3.9m women, girls need reproductive health services in North East —UNFPA
More than 2.3 million girls and 1.6 million women need reproductive health services in the North East, according to the UN Population Fund.
Dr Eugene Kongnyuy, the fund’s Country Representative told News Agency of Nigeria on Sunday in Abuja that no fewer than 7.1 million women were affected by the insurgency in the region.
There were unestimated millions of women affected by war and disasters that were cut off from reproductive health services globally, Kongnyuy said.
He, urged for more commitment to the Programme of Action of the International Conference on Population and Development held in Cairo in 1994.
In 1994, during the ICPD, 179 countries including Nigeria agreed that population and development were inextricably linked, the Represented stated.
Kongnyuy, added that the conference adopted a 20-year Programme of Action, which focused on individuals’ needs and rights, rather than on achieving demographic targets.
“We are celebrating the 50th anniversary of UNFPA and at the same time we are celebrating 25 years of ICPD 1994, He said.
The Plan of Action of ICPD 1994 was handed over to UNFPA to coordinate the implementation globally.
The Country Representative expressed concern that the Cairo Agenda (UNFPA dream) was yet to be realised for all people in all places, including Nigeria.
He stated that, there are more than 214 million women globally who want to prevent pregnancy but are not using modern methods of contraceptive, with 20 per cent unmet need for family planning in Nigeria.
Worldwide, 800 women die from preventable causes during pregnancy and childbirth every day.
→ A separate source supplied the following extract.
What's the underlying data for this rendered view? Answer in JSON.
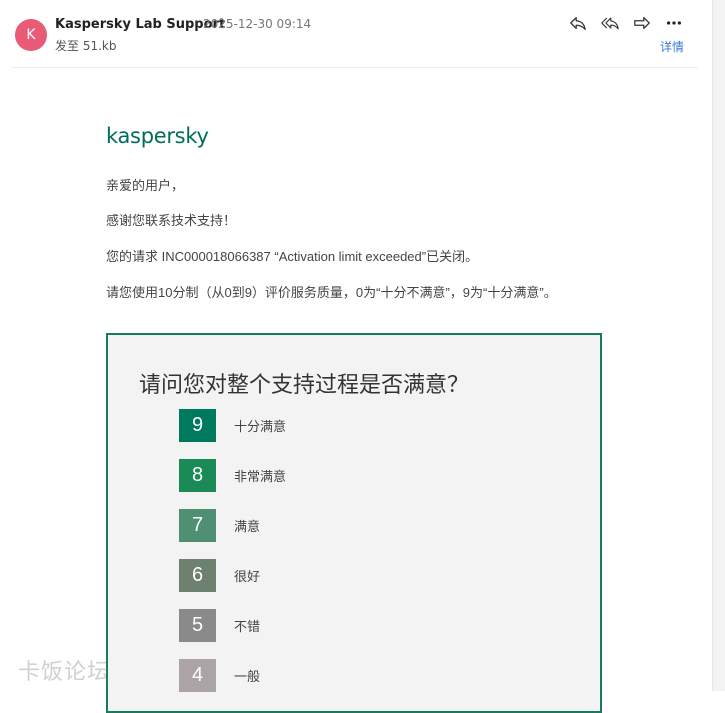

In Nigeria, 111 women die daily during childbirth.
Total fertility rate is still very high in many developing countries.
World population has grown from 3.6 billion in 1969 to 7.7 billion today, Nigeria’s population has increased from 140.4 million in 2006 to 198 million in 2018, according to him.
With this alarming figure, The country representative, called for full implementation of the ICPD Programme of Action in Nigeria because of its link to Sustainable Development Goals.
According to him, UNFPA remained committed to ensuring that the needs of the affected population were met in humanitarian crisis, emphasising that “every birth should be safe, and every pregnancy wanted.”
He said UNFPA was working assiduously to ensure that every young person’s potential was fulfilled and every girl and woman was treated with dignity and respect.